Now there are reasons why a court has less remedial freedom than does a legislature (or city council in the example above). Where the substitute provision could take a great many forms, a court will rightly hesitate to rewrite the statute in order to cure it. And sure enough, the plaintiffs make that argument in the Supreme Court. But it's a bad argument in this case, where--putting aside the objection to other exceptions noted in (a)--Congress rendered a previously permissible regulation impermissibly content-based by adding an exception. In such a case, it involves no substantial "rewriting" for the Court to say simply that the exception is invalid and to sever it from the prior law.
(c) The plaintiffs raise a further objection. If they lose on severability, they say, then the Court will have eliminated the incentive for similarly situated plaintiffs to challenge content-based laws in the future. Such "leveling down" leaves plaintiffs with no benefit. Knowing that, plaintiffs won't sue, and the government will get away with keeping unconstitutional provisions on the books.
This strikes me as a good objection, but it probably proves more than the plaintiffs intend. The leveling-down incentive problem exists in equal protection cases no less than in free speech cases. And yet the Court allows leveling down as a remedy in equal protection cases. The plaintiffs argue that free speech and equal protection cases are different, but it is hard to see why that is--especially when what makes a law impermissibly content-based is the fact that it forbids proscribable speech but doesn't forbid comparable speech by others. Put simply, the content-based branch of free speech doctrine really is very much like equal protection.
To be sure, the Court's cases sometimes are more favorable to free speech plaintiffs than to other sorts of plaintiffs when it comes to severability. Because of the so-called chilling effect, free speech plaintiffs can bring overbreadth challenges where other plaintiffs cannot. I've expressed doubts (e.g., here and here) about whether treating speech plaintiffs as special with respect to overbreadth makes sense. But even if it does, the current case is not an overbreadth case. It's what we might call an underbreadth case. There is no special status of free speech plaintiffs with respect to underbreadth. Thus, if the leveling-down incentive problem suffices for invalidation in the current case, it also ought to suffice in equal protection cases.

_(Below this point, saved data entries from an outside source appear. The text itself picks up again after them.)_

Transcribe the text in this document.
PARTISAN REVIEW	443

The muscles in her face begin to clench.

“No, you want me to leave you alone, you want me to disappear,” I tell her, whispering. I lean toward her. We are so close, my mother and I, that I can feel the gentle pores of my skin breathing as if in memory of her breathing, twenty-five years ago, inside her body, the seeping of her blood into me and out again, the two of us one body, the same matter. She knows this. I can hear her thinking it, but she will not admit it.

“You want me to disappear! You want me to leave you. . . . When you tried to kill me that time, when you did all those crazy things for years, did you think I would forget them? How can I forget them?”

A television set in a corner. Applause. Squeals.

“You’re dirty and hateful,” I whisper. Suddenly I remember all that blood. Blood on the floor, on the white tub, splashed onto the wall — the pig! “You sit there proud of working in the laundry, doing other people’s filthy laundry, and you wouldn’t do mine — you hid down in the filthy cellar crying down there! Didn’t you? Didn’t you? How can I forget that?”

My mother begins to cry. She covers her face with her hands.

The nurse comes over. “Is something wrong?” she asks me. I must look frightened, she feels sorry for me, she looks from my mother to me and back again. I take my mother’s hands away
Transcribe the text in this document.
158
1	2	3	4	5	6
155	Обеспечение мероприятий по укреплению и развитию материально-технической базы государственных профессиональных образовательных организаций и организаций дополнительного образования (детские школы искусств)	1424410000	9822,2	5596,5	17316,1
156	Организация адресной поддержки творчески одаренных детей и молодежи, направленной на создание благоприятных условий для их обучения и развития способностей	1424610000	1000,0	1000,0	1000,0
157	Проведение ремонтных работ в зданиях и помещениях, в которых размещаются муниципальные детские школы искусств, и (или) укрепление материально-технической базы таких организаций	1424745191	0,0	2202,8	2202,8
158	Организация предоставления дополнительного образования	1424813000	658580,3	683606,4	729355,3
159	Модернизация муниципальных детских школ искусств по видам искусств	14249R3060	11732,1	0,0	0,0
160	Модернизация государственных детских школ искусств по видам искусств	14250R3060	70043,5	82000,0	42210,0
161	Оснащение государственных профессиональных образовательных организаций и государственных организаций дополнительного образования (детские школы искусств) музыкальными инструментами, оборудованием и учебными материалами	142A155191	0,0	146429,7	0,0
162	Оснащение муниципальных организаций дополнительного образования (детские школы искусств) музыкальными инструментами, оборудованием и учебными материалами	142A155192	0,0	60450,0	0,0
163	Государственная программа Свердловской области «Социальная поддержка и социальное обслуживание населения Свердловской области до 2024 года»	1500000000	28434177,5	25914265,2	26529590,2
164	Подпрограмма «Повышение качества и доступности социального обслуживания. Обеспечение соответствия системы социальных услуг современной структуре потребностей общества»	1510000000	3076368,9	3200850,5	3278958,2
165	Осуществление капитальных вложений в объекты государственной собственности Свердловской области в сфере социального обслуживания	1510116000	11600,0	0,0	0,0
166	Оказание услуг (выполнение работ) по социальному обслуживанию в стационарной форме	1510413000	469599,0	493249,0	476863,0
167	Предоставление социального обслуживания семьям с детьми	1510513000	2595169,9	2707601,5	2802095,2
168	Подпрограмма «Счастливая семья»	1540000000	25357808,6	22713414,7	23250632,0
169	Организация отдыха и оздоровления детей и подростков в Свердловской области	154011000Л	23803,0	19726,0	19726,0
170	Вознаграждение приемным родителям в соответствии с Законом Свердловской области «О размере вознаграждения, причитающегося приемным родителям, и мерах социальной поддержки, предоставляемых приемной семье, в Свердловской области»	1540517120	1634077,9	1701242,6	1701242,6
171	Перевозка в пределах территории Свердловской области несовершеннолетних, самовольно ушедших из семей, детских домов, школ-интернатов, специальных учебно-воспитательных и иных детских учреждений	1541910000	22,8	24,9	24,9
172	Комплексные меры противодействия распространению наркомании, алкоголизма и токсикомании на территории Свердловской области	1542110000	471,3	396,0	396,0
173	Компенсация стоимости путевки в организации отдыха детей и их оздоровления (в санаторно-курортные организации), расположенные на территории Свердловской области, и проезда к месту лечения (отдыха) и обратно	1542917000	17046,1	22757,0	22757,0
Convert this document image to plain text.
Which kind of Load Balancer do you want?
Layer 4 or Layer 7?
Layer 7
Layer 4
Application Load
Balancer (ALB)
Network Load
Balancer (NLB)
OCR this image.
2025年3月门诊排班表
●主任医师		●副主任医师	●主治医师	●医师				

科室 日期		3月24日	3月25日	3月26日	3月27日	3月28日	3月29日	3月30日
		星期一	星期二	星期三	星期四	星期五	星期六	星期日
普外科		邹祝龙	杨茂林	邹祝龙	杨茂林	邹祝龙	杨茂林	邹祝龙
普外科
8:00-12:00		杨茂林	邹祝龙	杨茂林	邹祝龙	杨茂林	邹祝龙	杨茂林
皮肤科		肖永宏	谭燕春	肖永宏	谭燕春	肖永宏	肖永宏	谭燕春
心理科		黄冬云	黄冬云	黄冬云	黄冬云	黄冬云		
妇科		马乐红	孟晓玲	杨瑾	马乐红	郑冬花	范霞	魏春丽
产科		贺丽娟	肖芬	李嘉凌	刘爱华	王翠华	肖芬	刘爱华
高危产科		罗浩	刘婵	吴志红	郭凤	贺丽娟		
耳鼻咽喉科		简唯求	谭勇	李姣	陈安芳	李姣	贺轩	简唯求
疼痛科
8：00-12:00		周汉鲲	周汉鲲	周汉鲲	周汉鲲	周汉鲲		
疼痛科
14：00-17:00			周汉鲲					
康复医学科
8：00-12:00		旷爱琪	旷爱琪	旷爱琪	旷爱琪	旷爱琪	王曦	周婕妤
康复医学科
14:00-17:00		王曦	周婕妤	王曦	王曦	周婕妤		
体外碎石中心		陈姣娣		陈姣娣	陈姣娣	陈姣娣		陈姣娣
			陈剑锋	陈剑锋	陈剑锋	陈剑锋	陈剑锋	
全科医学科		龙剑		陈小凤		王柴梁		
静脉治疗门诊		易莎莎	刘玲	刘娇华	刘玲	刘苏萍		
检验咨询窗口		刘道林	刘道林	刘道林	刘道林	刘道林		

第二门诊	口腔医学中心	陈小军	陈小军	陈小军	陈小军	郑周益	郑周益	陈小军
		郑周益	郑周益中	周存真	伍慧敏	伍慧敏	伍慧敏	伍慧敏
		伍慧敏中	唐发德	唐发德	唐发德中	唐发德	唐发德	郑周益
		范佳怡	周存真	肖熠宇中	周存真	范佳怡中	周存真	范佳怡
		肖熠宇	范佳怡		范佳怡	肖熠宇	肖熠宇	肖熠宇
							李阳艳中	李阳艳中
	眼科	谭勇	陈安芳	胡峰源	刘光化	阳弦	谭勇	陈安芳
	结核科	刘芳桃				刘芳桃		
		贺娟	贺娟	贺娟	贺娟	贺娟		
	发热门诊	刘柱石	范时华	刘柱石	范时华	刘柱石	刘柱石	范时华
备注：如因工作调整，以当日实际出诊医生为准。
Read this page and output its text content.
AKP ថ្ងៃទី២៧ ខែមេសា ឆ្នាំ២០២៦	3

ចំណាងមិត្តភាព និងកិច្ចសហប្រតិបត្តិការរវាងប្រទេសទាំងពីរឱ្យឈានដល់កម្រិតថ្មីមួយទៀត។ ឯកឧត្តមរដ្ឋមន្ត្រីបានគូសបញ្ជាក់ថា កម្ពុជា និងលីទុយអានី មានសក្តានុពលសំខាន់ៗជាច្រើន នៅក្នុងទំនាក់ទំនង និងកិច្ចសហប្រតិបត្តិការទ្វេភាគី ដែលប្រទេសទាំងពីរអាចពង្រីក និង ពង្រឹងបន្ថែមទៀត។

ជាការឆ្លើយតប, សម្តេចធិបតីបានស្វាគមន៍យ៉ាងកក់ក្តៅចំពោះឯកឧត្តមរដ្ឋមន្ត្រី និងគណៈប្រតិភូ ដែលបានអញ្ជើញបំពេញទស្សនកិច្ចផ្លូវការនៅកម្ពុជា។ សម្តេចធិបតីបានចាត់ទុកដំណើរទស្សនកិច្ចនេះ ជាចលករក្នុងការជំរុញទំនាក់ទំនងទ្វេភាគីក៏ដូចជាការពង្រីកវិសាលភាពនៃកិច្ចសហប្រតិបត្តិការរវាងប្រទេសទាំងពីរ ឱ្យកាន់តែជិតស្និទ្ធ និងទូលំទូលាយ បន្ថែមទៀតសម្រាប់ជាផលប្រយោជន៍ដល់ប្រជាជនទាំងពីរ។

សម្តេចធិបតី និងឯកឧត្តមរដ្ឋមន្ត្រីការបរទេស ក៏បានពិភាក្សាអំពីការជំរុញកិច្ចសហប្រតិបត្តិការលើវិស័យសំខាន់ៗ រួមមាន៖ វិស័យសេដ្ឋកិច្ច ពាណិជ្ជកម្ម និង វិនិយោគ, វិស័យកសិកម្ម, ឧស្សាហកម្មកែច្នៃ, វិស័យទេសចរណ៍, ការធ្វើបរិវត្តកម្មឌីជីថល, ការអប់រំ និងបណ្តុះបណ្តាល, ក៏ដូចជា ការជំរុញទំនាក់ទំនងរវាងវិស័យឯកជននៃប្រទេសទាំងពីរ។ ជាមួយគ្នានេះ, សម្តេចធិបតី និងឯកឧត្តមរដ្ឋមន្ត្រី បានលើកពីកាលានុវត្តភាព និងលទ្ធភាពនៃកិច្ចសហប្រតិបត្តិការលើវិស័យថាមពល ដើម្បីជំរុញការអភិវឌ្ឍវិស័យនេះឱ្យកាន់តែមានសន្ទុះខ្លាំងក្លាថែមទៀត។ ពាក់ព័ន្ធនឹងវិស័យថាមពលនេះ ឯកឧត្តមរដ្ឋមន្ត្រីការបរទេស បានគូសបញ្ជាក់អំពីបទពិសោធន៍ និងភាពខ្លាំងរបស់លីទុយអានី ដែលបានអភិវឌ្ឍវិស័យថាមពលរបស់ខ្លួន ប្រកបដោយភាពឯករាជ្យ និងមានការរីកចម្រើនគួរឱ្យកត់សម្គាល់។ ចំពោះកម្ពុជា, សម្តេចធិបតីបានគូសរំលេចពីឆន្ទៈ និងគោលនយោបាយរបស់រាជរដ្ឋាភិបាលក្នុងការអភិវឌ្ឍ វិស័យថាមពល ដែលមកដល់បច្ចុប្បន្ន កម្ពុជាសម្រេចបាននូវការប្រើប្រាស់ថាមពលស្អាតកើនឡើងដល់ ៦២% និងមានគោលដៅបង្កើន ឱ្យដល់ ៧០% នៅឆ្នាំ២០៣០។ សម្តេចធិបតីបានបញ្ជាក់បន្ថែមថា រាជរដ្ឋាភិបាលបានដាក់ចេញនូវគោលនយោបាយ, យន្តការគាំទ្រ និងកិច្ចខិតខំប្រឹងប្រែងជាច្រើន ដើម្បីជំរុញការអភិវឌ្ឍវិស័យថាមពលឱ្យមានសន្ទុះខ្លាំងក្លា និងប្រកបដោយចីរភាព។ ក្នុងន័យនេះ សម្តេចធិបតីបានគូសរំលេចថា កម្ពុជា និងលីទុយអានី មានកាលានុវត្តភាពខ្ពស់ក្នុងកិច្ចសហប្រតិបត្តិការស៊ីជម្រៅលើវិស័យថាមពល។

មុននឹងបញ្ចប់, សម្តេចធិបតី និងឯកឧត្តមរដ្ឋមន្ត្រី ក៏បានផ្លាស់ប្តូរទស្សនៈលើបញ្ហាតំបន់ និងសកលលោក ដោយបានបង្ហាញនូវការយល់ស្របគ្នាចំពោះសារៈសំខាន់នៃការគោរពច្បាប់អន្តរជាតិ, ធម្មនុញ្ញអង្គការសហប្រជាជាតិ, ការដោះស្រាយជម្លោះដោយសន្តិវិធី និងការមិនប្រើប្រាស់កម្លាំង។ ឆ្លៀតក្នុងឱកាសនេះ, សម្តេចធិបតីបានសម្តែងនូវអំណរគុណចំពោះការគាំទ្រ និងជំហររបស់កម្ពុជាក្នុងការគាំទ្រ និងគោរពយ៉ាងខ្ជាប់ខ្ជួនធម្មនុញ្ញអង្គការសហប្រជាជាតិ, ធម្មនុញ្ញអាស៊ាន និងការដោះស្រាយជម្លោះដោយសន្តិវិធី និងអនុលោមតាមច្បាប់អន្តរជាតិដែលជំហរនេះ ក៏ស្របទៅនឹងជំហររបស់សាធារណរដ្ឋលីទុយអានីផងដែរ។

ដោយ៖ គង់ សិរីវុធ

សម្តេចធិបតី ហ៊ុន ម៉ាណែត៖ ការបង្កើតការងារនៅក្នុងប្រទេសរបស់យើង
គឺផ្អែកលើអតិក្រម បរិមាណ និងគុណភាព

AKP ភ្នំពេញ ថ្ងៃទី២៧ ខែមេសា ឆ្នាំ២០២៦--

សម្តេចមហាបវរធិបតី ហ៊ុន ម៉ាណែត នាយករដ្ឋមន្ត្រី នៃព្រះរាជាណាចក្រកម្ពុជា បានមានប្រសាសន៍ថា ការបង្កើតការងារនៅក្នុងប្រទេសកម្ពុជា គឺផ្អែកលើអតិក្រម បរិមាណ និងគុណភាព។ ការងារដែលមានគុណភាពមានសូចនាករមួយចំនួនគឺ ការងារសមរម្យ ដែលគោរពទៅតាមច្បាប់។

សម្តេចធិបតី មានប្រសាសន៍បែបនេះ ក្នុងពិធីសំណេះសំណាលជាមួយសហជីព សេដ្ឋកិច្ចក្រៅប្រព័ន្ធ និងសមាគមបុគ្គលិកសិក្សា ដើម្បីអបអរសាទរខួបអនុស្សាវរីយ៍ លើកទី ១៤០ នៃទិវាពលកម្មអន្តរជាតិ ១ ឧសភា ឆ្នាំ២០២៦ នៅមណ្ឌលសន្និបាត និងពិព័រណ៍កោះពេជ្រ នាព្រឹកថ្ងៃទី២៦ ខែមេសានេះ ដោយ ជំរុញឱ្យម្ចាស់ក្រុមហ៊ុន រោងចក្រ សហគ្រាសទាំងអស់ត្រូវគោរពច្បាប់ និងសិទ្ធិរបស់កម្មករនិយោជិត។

And maybe it does. The problem for the plaintiffs is that the Court generally has not seen matters that way. Nor is it entirely clear that it ought to. So much of our major litigation challenging the constitutionality of legislation is driven by plaintiffs whose incentives are ideological rather than more direct. That's probably why Heckler v. Mathews makes sense. In that case, the Court allowed that a plaintiff has standing to bring an equal protection challenge even if it is certain (because written into the statute) that any victory will result in leveling down. Why would anyone bring a case in those circumstances? The Court didn't give an answer in Mathews but the combination of ideological motivation for institutional plaintiffs and schadenfreude for individuals will usually suffice.